There are two of them in this picture. A corner of mine, and a good view of my daughter wearing the one I made for her. She insists on wearing her shawl "inside out", with the reverse stockinette on the outside. While pretty, I don't think it shows the colors off to their best advantage. There are pictures of all three shawls on my Livejournal picture gallery, if you want to surf over and see them.
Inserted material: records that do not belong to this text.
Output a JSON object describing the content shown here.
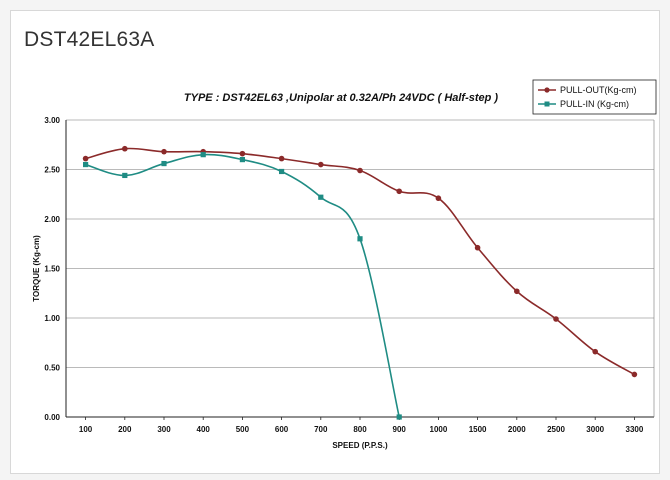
{
  "page_title": "DST42EL63A",
  "chart_data": {
    "type": "line",
    "title": "TYPE : DST42EL63 ,Unipolar at 0.32A/Ph 24VDC  ( Half-step )",
    "xlabel": "SPEED (P.P.S.)",
    "ylabel": "TORQUE (Kg-cm)",
    "categories": [
      "100",
      "200",
      "300",
      "400",
      "500",
      "600",
      "700",
      "800",
      "900",
      "1000",
      "1500",
      "2000",
      "2500",
      "3000",
      "3300"
    ],
    "ylim": [
      0,
      3
    ],
    "yticks": [
      "0.00",
      "0.50",
      "1.00",
      "1.50",
      "2.00",
      "2.50",
      "3.00"
    ],
    "grid": "horizontal",
    "legend_position": "top-right",
    "series": [
      {
        "name": "PULL-OUT(Kg-cm)",
        "color": "#8b2a2a",
        "marker": "circle",
        "values": [
          2.61,
          2.71,
          2.68,
          2.68,
          2.66,
          2.61,
          2.55,
          2.49,
          2.28,
          2.21,
          1.71,
          1.27,
          0.99,
          0.66,
          0.43
        ]
      },
      {
        "name": "PULL-IN  (Kg-cm)",
        "color": "#1f8c84",
        "marker": "square",
        "values": [
          2.55,
          2.44,
          2.56,
          2.65,
          2.6,
          2.48,
          2.22,
          1.8,
          0.0,
          null,
          null,
          null,
          null,
          null,
          null
        ]
      }
    ]
  }
}
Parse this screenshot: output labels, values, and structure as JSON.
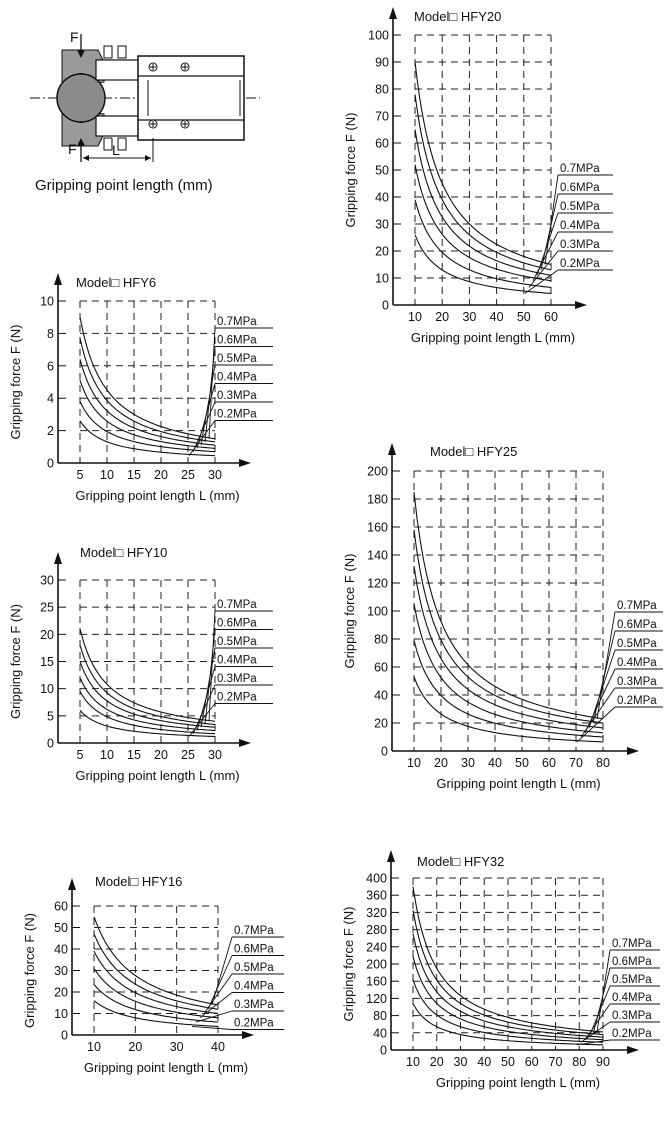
{
  "diagram": {
    "caption": "Gripping point length  (mm)",
    "force_label_top": "F",
    "force_label_bottom": "F",
    "length_label": "L"
  },
  "chart_data": [
    {
      "type": "line",
      "title": "Model□ HFY6",
      "xlabel": "Gripping point length L (mm)",
      "ylabel": "Gripping force F   (N)",
      "xticks": [
        5,
        10,
        15,
        20,
        25,
        30
      ],
      "yticks": [
        0,
        2,
        4,
        6,
        8,
        10
      ],
      "xlim": [
        5,
        30
      ],
      "ylim": [
        0,
        10
      ],
      "series": [
        {
          "name": "0.7MPa",
          "x": [
            5,
            30
          ],
          "y": [
            9.0,
            1.5
          ]
        },
        {
          "name": "0.6MPa",
          "x": [
            5,
            30
          ],
          "y": [
            7.7,
            1.3
          ]
        },
        {
          "name": "0.5MPa",
          "x": [
            5,
            30
          ],
          "y": [
            6.4,
            1.1
          ]
        },
        {
          "name": "0.4MPa",
          "x": [
            5,
            30
          ],
          "y": [
            5.1,
            0.9
          ]
        },
        {
          "name": "0.3MPa",
          "x": [
            5,
            30
          ],
          "y": [
            3.8,
            0.7
          ]
        },
        {
          "name": "0.2MPa",
          "x": [
            5,
            30
          ],
          "y": [
            2.6,
            0.45
          ]
        }
      ]
    },
    {
      "type": "line",
      "title": "Model□ HFY10",
      "xlabel": "Gripping point length L (mm)",
      "ylabel": "Gripping force F   (N)",
      "xticks": [
        5,
        10,
        15,
        20,
        25,
        30
      ],
      "yticks": [
        0,
        5,
        10,
        15,
        20,
        25,
        30
      ],
      "xlim": [
        5,
        30
      ],
      "ylim": [
        0,
        30
      ],
      "series": [
        {
          "name": "0.7MPa",
          "x": [
            5,
            30
          ],
          "y": [
            21,
            4.0
          ]
        },
        {
          "name": "0.6MPa",
          "x": [
            5,
            30
          ],
          "y": [
            18,
            3.4
          ]
        },
        {
          "name": "0.5MPa",
          "x": [
            5,
            30
          ],
          "y": [
            15,
            2.9
          ]
        },
        {
          "name": "0.4MPa",
          "x": [
            5,
            30
          ],
          "y": [
            12,
            2.3
          ]
        },
        {
          "name": "0.3MPa",
          "x": [
            5,
            30
          ],
          "y": [
            9.5,
            1.7
          ]
        },
        {
          "name": "0.2MPa",
          "x": [
            5,
            30
          ],
          "y": [
            6,
            1.2
          ]
        }
      ]
    },
    {
      "type": "line",
      "title": "Model□ HFY16",
      "xlabel": "Gripping point length L (mm)",
      "ylabel": "Gripping force F   (N)",
      "xticks": [
        10,
        20,
        30,
        40
      ],
      "yticks": [
        0,
        10,
        20,
        30,
        40,
        50,
        60
      ],
      "xlim": [
        10,
        40
      ],
      "ylim": [
        0,
        60
      ],
      "series": [
        {
          "name": "0.7MPa",
          "x": [
            10,
            40
          ],
          "y": [
            55,
            14
          ]
        },
        {
          "name": "0.6MPa",
          "x": [
            10,
            40
          ],
          "y": [
            47,
            12
          ]
        },
        {
          "name": "0.5MPa",
          "x": [
            10,
            40
          ],
          "y": [
            39,
            10
          ]
        },
        {
          "name": "0.4MPa",
          "x": [
            10,
            40
          ],
          "y": [
            31,
            8
          ]
        },
        {
          "name": "0.3MPa",
          "x": [
            10,
            40
          ],
          "y": [
            23.5,
            6
          ]
        },
        {
          "name": "0.2MPa",
          "x": [
            10,
            40
          ],
          "y": [
            16,
            4
          ]
        }
      ]
    },
    {
      "type": "line",
      "title": "Model□ HFY20",
      "xlabel": "Gripping point length L (mm)",
      "ylabel": "Gripping force F   (N)",
      "xticks": [
        10,
        20,
        30,
        40,
        50,
        60
      ],
      "yticks": [
        0,
        10,
        20,
        30,
        40,
        50,
        60,
        70,
        80,
        90,
        100
      ],
      "xlim": [
        10,
        60
      ],
      "ylim": [
        0,
        100
      ],
      "series": [
        {
          "name": "0.7MPa",
          "x": [
            10,
            60
          ],
          "y": [
            90,
            15
          ]
        },
        {
          "name": "0.6MPa",
          "x": [
            10,
            60
          ],
          "y": [
            78,
            13
          ]
        },
        {
          "name": "0.5MPa",
          "x": [
            10,
            60
          ],
          "y": [
            65,
            11
          ]
        },
        {
          "name": "0.4MPa",
          "x": [
            10,
            60
          ],
          "y": [
            52,
            9
          ]
        },
        {
          "name": "0.3MPa",
          "x": [
            10,
            60
          ],
          "y": [
            39,
            6.5
          ]
        },
        {
          "name": "0.2MPa",
          "x": [
            10,
            60
          ],
          "y": [
            26,
            4.3
          ]
        }
      ]
    },
    {
      "type": "line",
      "title": "Model□ HFY25",
      "xlabel": "Gripping point length L (mm)",
      "ylabel": "Gripping force F   (N)",
      "xticks": [
        10,
        20,
        30,
        40,
        50,
        60,
        70,
        80
      ],
      "yticks": [
        0,
        20,
        40,
        60,
        80,
        100,
        120,
        140,
        160,
        180,
        200
      ],
      "xlim": [
        10,
        80
      ],
      "ylim": [
        0,
        200
      ],
      "series": [
        {
          "name": "0.7MPa",
          "x": [
            10,
            80
          ],
          "y": [
            185,
            23
          ]
        },
        {
          "name": "0.6MPa",
          "x": [
            10,
            80
          ],
          "y": [
            158,
            20
          ]
        },
        {
          "name": "0.5MPa",
          "x": [
            10,
            80
          ],
          "y": [
            132,
            16.5
          ]
        },
        {
          "name": "0.4MPa",
          "x": [
            10,
            80
          ],
          "y": [
            105,
            13
          ]
        },
        {
          "name": "0.3MPa",
          "x": [
            10,
            80
          ],
          "y": [
            79,
            10
          ]
        },
        {
          "name": "0.2MPa",
          "x": [
            10,
            80
          ],
          "y": [
            53,
            6.5
          ]
        }
      ]
    },
    {
      "type": "line",
      "title": "Model□ HFY32",
      "xlabel": "Gripping point length L (mm)",
      "ylabel": "Gripping force F   (N)",
      "xticks": [
        10,
        20,
        30,
        40,
        50,
        60,
        70,
        80,
        90
      ],
      "yticks": [
        0,
        40,
        80,
        120,
        160,
        200,
        240,
        280,
        320,
        360,
        400
      ],
      "xlim": [
        10,
        90
      ],
      "ylim": [
        0,
        400
      ],
      "series": [
        {
          "name": "0.7MPa",
          "x": [
            10,
            90
          ],
          "y": [
            380,
            42
          ]
        },
        {
          "name": "0.6MPa",
          "x": [
            10,
            90
          ],
          "y": [
            325,
            36
          ]
        },
        {
          "name": "0.5MPa",
          "x": [
            10,
            90
          ],
          "y": [
            270,
            30
          ]
        },
        {
          "name": "0.4MPa",
          "x": [
            10,
            90
          ],
          "y": [
            217,
            24
          ]
        },
        {
          "name": "0.3MPa",
          "x": [
            10,
            90
          ],
          "y": [
            163,
            18
          ]
        },
        {
          "name": "0.2MPa",
          "x": [
            10,
            90
          ],
          "y": [
            108,
            12
          ]
        }
      ]
    }
  ]
}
So, the stories of the shawls. The first one I made was for a gift for my grandmother in law. I had some beautiful fuzzy re-claimed angora blend yarn that I pulled out of a sweater for Goodwill. I desperately needed a good gift for Um-um one Christmas, and hit on the shawl as an answer. As a first lace pattern ever, it was challenging, but not impossible, especially since it's knit with non-laceweight yarn (a key for me on a first lace project attempt). It came out beautifully, if I may say so, myself. I thought that someday I might make one for myself, but with so many things out there to knit, I don't often re-knit patterns.
But then, last summer, I made plans to go visit my friend Carrie and her husband in Japan. Faced with more than 30 hours of flight and travel time, just to get there and back, I knew I needed a good project. It couldn't be too easy or I'd get bored. It couldn't be too big or too small (either too hard to carry, or I'd risk finishing it on the road). It couldn't be too tiny or too dark, since lighting might be an issue. I'd had this nifty hand-painted silk yarn in my stash for a while, and I decided that a lace shawl was just the thing for the yarn, and for the trip.
My goal was to try and start and finish the shawl on the trip, and if I'd not decided to add extra repeats at the end, I'd likely have done it. This shawl went to Tokyo, went to the Izu Peninsula, went to Mt. Fuji, went to the Tokyo Stitch and Bitch. It saw endless trains and busses and lockers as we roamed around Japan with no car. It even survived customs at LAX, which is something that I nearly didn't manage. LAX sucks rocks.
When I came home and blocked out the shawl, my daughter made her customaty request, whenever I knit anything. Momma, could you make one for me? I had a LOT of yarn left over. In fact, even after making her shawl, I have a lot of yarn left over - the incredible non-shrinking ball of yarn. I was feeling generous, and agreed to make one for her too. She loves it, and often asks to wear it with entirely inappropriate outfits. Best review I could ask for.
I find mine is just not quite the right size. Too small to be a proper shawl, too big to be worn like a scarf. I love it, though, and wear it anyway. Who cares if it looks a little silly?
So, that's the story of the flowerbasket shawl(s).